USPS-APWU Joint Contract Interpretation Manual November 2005 Article 17, page 5

Federal labor law gives each employee the right to representation during any investigatory interview which the employee reasonably believes may lead to discipline. This right originated in NLRB v. J. Weingarten, U.S. Supreme Court 1975, and is commonly called the “Weingarten rule” or “Weingarten rights.”

The Weingarten rule only applies to an investigatory interview when management is searching for facts relevant to determining an employee’s guilt or deciding whether to impose discipline. Weingarten rights do not apply when management issues a disciplinary action to an employee (for example, handing an employee a letter of warning).
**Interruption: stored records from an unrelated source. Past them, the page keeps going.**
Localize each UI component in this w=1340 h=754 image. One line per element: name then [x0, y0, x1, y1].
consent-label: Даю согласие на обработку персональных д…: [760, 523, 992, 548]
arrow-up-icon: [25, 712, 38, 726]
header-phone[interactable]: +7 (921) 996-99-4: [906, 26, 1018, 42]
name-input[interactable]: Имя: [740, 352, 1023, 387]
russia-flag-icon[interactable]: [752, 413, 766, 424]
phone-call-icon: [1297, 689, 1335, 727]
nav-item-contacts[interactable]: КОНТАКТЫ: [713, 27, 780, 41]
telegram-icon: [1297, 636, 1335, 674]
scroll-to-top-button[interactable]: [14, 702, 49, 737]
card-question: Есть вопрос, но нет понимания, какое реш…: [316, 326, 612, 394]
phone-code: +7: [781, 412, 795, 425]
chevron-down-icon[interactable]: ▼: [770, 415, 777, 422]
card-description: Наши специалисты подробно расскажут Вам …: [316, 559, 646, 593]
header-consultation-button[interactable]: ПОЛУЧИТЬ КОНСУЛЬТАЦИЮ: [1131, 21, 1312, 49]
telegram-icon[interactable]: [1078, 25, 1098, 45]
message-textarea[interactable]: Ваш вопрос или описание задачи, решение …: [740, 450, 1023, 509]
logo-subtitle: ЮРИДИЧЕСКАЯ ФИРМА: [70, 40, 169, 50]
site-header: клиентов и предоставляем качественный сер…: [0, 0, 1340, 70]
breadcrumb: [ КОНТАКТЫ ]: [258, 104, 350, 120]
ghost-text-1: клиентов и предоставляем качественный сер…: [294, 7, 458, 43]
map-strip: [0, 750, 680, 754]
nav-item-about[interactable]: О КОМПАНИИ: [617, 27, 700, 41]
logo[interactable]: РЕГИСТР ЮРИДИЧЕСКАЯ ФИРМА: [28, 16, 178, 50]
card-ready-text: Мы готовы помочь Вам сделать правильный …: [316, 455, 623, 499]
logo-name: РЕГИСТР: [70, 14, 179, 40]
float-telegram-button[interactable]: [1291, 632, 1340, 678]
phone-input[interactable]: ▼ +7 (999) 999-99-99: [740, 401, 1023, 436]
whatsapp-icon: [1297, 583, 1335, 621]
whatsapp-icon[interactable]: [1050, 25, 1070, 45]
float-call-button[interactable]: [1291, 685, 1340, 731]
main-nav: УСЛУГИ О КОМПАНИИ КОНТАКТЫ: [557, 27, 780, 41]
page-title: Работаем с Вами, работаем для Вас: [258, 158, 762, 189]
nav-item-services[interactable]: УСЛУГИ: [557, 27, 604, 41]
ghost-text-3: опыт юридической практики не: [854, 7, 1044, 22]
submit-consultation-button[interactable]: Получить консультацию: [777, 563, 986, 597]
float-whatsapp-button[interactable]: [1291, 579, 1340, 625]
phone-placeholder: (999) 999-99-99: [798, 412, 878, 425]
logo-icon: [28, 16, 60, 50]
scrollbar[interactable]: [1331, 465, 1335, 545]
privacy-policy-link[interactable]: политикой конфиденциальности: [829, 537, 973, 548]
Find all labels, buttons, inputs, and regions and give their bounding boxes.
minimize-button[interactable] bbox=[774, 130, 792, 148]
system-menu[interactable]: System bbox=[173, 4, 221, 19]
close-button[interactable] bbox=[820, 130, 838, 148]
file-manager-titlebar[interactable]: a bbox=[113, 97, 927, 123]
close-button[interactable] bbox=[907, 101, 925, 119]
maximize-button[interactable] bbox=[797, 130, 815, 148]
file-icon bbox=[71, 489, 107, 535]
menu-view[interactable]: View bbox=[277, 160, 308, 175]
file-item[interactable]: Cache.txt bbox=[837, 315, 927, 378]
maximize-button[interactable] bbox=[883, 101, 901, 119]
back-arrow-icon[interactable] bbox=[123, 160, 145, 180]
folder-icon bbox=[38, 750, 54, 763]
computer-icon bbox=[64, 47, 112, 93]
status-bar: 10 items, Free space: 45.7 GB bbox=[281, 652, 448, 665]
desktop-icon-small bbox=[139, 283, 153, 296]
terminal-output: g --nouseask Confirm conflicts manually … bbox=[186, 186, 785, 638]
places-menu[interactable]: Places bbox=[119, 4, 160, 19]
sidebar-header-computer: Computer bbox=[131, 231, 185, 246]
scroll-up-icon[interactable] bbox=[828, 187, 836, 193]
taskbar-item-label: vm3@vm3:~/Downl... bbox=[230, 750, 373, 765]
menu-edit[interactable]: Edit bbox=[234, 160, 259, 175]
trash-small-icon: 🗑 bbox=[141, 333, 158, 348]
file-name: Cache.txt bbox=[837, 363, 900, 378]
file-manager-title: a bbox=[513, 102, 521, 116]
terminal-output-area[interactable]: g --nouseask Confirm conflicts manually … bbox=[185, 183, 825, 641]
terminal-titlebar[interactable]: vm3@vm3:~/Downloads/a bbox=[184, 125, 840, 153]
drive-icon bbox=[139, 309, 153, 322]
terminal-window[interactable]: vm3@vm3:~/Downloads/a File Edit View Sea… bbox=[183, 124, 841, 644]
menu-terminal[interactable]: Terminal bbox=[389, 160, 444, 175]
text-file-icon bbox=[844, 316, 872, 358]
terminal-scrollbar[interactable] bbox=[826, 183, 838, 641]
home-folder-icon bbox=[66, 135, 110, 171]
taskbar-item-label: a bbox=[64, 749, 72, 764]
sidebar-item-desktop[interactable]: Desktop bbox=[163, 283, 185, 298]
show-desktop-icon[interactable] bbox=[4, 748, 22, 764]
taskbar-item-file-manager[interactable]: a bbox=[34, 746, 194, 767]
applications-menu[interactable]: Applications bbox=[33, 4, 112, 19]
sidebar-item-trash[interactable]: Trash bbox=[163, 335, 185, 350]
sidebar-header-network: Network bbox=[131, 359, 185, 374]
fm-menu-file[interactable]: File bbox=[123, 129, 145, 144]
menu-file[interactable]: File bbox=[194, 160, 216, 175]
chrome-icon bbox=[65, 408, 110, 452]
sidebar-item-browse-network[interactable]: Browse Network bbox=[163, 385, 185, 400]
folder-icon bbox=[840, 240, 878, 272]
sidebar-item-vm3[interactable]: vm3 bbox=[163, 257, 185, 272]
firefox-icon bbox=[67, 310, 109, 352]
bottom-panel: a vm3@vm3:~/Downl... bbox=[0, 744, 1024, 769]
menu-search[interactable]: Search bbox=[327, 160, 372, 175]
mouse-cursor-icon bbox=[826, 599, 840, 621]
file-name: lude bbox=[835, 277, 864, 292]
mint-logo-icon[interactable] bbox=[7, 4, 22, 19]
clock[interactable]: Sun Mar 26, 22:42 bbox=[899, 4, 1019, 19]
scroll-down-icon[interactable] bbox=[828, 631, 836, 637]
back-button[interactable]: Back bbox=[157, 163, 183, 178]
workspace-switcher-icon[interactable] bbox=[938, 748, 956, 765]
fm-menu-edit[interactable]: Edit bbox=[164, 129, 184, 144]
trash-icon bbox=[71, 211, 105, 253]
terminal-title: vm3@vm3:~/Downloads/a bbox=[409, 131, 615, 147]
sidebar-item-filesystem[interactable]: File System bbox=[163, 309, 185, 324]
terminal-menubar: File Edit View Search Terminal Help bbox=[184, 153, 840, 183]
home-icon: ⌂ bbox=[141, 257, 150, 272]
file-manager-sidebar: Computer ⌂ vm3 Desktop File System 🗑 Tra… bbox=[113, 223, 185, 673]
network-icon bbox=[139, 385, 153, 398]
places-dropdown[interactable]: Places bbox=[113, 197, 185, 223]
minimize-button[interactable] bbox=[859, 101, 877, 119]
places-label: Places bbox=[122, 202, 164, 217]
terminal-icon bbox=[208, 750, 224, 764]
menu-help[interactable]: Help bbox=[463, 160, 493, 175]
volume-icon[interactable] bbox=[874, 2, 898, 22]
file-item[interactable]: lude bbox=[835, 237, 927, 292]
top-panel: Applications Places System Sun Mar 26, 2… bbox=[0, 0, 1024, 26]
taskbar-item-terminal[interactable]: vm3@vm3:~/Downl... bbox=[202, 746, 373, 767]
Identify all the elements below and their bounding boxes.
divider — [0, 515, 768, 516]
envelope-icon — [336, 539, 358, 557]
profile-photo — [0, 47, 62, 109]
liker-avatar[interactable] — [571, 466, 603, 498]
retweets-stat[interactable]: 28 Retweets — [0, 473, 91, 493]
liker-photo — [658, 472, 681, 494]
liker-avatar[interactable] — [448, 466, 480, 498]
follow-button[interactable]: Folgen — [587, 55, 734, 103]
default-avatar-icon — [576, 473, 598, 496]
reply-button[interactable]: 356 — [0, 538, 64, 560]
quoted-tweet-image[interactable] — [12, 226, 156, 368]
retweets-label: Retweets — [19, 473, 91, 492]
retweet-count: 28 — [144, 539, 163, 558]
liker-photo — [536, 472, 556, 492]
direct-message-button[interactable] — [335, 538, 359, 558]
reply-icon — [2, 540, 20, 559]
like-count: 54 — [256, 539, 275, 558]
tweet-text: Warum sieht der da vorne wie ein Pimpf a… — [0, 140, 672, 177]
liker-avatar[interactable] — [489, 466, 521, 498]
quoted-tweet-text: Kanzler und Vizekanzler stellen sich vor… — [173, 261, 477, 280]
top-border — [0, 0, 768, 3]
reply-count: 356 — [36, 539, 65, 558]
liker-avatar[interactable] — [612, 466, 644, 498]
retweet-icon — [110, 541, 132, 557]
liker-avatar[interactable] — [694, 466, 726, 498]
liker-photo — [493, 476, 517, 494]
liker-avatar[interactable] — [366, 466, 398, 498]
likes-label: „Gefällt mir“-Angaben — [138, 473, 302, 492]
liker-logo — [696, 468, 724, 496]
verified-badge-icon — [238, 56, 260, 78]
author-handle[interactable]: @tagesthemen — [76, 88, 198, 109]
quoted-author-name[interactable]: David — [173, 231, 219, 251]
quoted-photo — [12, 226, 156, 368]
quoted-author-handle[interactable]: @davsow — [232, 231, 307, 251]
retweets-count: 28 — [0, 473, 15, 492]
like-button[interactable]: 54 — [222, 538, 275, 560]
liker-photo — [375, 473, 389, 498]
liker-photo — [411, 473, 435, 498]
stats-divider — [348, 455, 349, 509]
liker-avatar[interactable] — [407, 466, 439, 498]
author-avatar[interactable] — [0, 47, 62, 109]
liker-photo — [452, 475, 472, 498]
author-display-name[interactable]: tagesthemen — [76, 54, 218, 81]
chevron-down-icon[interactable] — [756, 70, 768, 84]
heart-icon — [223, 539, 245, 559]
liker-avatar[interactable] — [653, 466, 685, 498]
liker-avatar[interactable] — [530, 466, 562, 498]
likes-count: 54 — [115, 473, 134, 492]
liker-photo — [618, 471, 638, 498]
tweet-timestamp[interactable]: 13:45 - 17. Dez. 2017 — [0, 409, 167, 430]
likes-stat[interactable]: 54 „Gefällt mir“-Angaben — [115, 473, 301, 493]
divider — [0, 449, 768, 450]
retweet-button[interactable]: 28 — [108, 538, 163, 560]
Weingarten representation rights apply where an employee reasonably believes that discipline could result from the investigatory interview. Whether or not an employee’s belief is “reasonable” depends on the circumstances of each case. The steward cannot exercise Weingarten rights on the employee’s behalf. Unlike “Miranda rights,” which involve a criminal investigation, management is not required to inform the employee of the Weingarten rule.

The Weingarten rule includes the right to a pre-interview consultation with a steward. Federal Courts have extended this right to pre-meeting consultations to cover Inspection Service interrogations. (Postal Service v. NLRB, D.C. Cir. 1992).

The employee has the right to a steward’s assistance, not just a silent presence, during an interview covered by the Weingarten rule. An employee’s Weingarten rights are violated when the union representative is not allowed to speak or is restricted to the role of a passive observer.

Although ELM, Section 665.3 requires all postal employees to cooperate during investigations, an employee with Weingarten rights is entitled to have a steward present before answering questions. The employee may respond that he or she will answer questions once a steward is provided.